首を傾げると、「いただきます」と返された。
「伯爵様のお屋敷から広まったらしいが、実は広めたのは天女様だって噂さ」
目の前で天女、という言葉が出てどきりとした。
周りの人は天女の話と聞いて興味津々らしく、どこかで耳にしたらしい天女に関する噂をあれやこれやと話し出した。
「天女様といやぁ、本当に聖域からいらしたんかね? 」
「そうみたいだよ。俺は運送屋をしているが、ちょっと前にお貴族様のお屋敷に厳重に箱詰めされた見たこともない果物を運んだんだ」
「悪党に攫われた天女様を伯爵様がお助けしたって話もあったわよね」
「そりゃすごい!さすが我らが伯爵様だ」
あたりが一際盛り上がる。伯爵様に乾杯!とグラスを掲げて、まるで宴会でもしているようだ。
意外にもグランは領民には好かれているらしい。それだけ真面目に頑張ってきたってことなのかな。
「伯爵様って、どんな人なんですか?」
興味本位で聞いてみると、アネットさんは「お優しい方だよ」と満面の笑みを浮かべた。
「聖女様の血を引く貴いお方なのに、私らのことをよく考えてくださる。何年か前に凶作が続いたことがあってね、その時も伯爵様がお屋敷の備蓄を領民に配ってくださったんだよ」
そのおかげで誰も餓死しなかったと語るアネットさんは、本当に感謝しているらしい。素晴らしいお人だと頻りに繰り返した。
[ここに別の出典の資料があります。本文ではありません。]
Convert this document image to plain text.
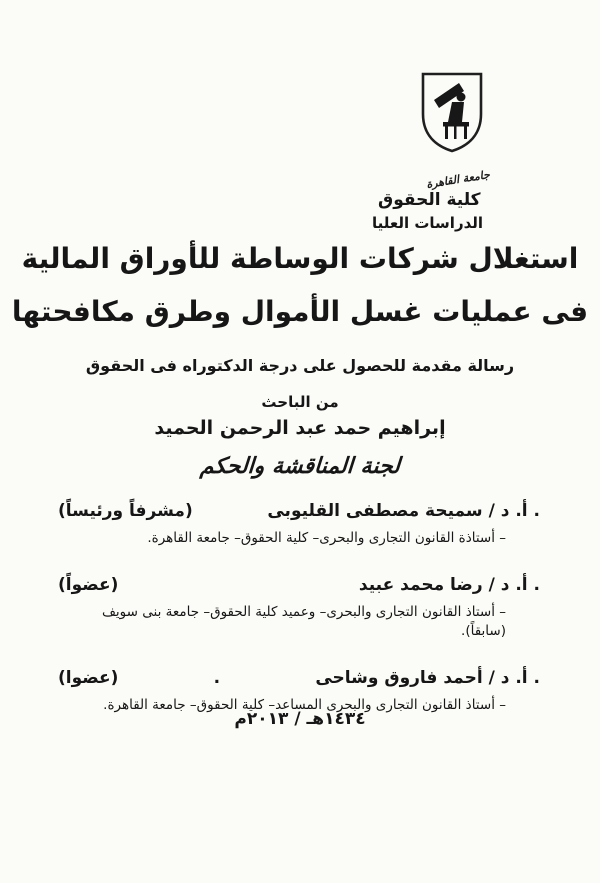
جامعة القاهرة
كلية الحقوق
الدراسات العليا
استغلال شركات الوساطة للأوراق المالية
فى عمليات غسل الأموال وطرق مكافحتها

رسالة مقدمة للحصول على درجة الدكتوراه فى الحقوق

من الباحث

إبراهيم حمد عبد الرحمن الحميد

لجنة المناقشة والحكم
. أ. د / سميحة مصطفى القليوبى
(مشرفاً ورئيساً)
– أستاذة القانون التجارى والبحرى– كلية الحقوق– جامعة القاهرة.
. أ. د / رضا محمد عبيد
(عضواً)
– أستاذ القانون التجارى والبحرى– وعميد كلية الحقوق– جامعة بنى سويف (سابقاً).
. أ. د / أحمد فاروق وشاحى
.
(عضوا)
– أستاذ القانون التجارى والبحرى المساعد– كلية الحقوق– جامعة القاهرة.
١٤٣٤هـ / ٢٠١٣م
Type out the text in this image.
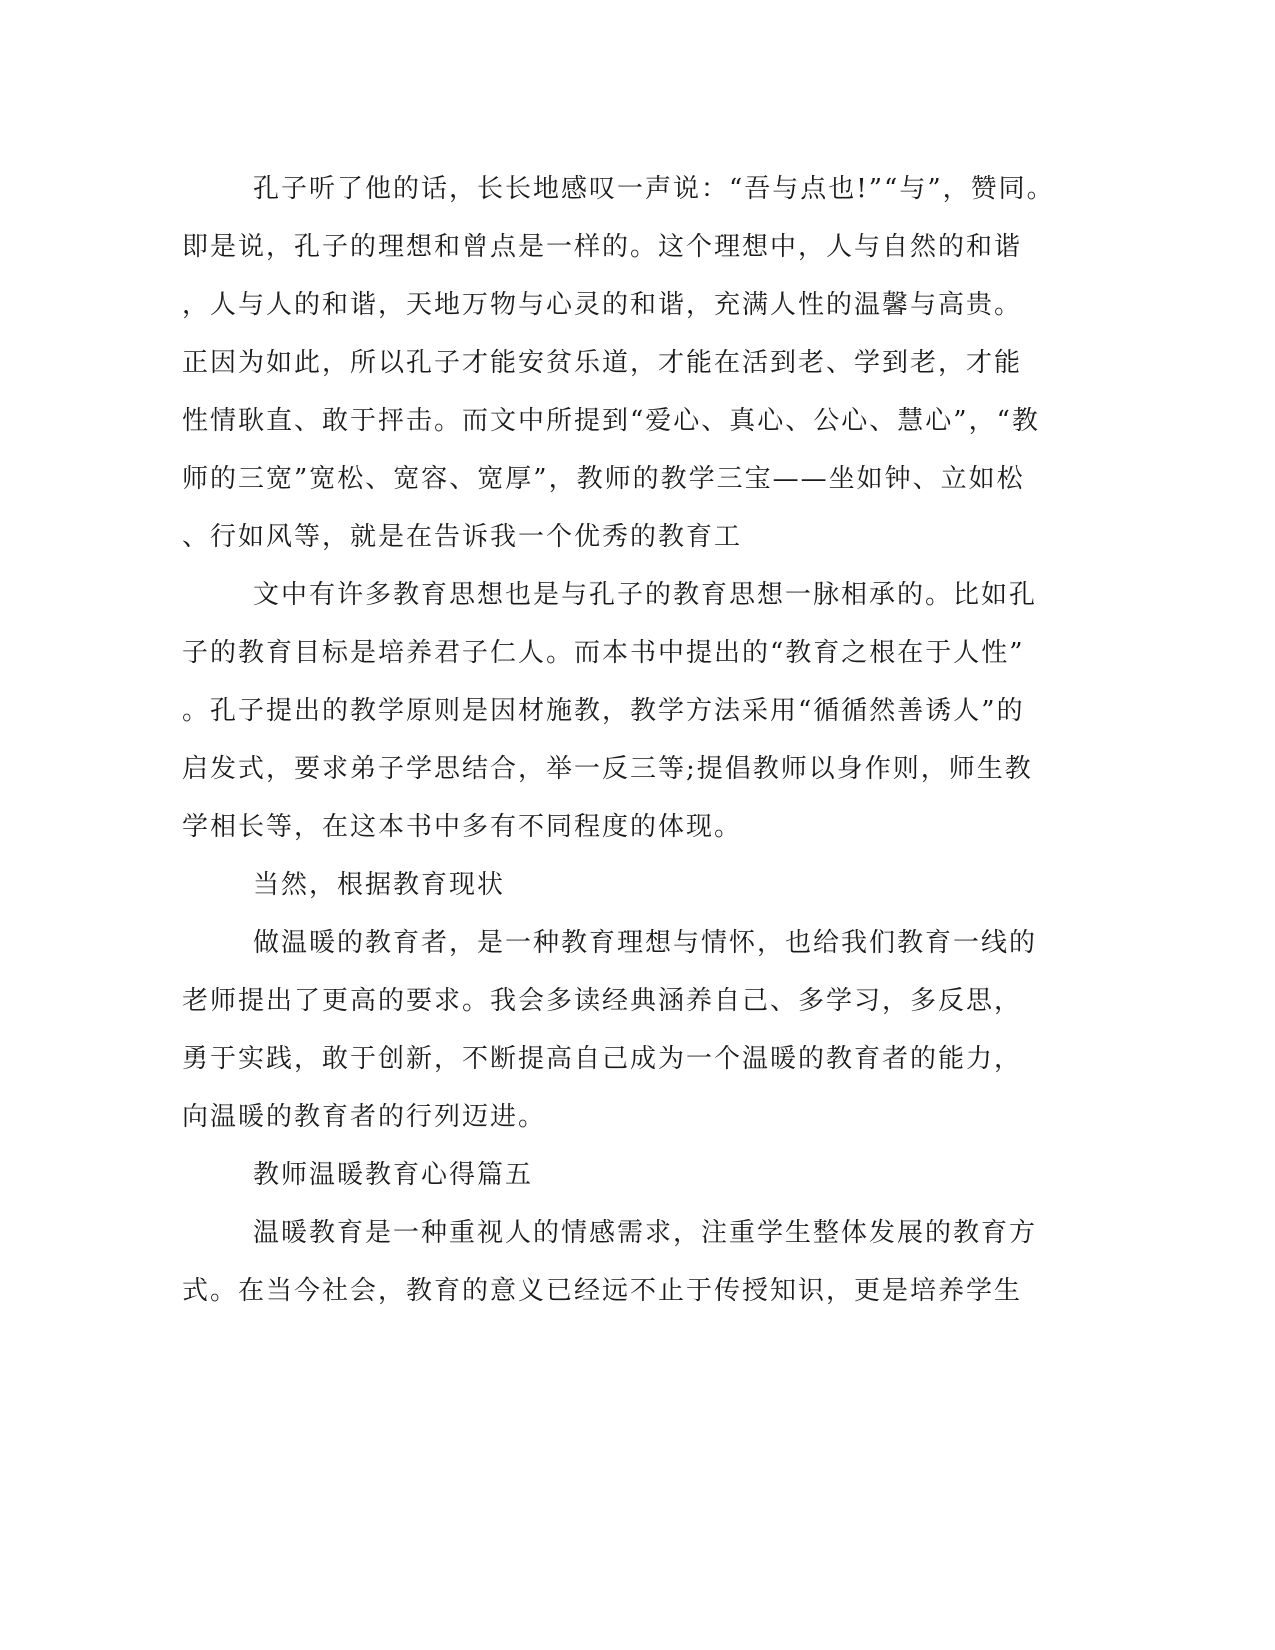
孔子听了他的话，长长地感叹一声说：“吾与点也!”“与”，赞同。
即是说，孔子的理想和曾点是一样的。这个理想中，人与自然的和谐
，人与人的和谐，天地万物与心灵的和谐，充满人性的温馨与高贵。
正因为如此，所以孔子才能安贫乐道，才能在活到老、学到老，才能
性情耿直、敢于抨击。而文中所提到“爱心、真心、公心、慧心”，“教
师的三宽”宽松、宽容、宽厚”，教师的教学三宝——坐如钟、立如松
、行如风等，就是在告诉我一个优秀的教育工
文中有许多教育思想也是与孔子的教育思想一脉相承的。比如孔
子的教育目标是培养君子仁人。而本书中提出的“教育之根在于人性”
。孔子提出的教学原则是因材施教，教学方法采用“循循然善诱人”的
启发式，要求弟子学思结合，举一反三等;提倡教师以身作则，师生教
学相长等，在这本书中多有不同程度的体现。
当然，根据教育现状
做温暖的教育者，是一种教育理想与情怀，也给我们教育一线的
老师提出了更高的要求。我会多读经典涵养自己、多学习，多反思，
勇于实践，敢于创新，不断提高自己成为一个温暖的教育者的能力，
向温暖的教育者的行列迈进。
教师温暖教育心得篇五
温暖教育是一种重视人的情感需求，注重学生整体发展的教育方
式。在当今社会，教育的意义已经远不止于传授知识，更是培养学生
アネットさんの語るグランは、私の知らないグランだった。屋敷にいたのは短い間だったから、当然といえば当然だ。
でも、それでもアネットさんの言葉に納得できるかもしれないと思うのも、その短い期間があったからなんだと思う。
グランは真っ直ぐだった。私に対しても、パトリシアに対しても。きっと、領民に対しても。
私にとってはいけ好かない奴だけど、悪人ってわけじゃない。あいつを慕う人がこんなにいるんだから。
「伯爵様は、凄い人なんですね」
そういった私に、周りのみんなが笑顔で頷く。
みんなが慕う、私の知らないグランを見てみたいと思った。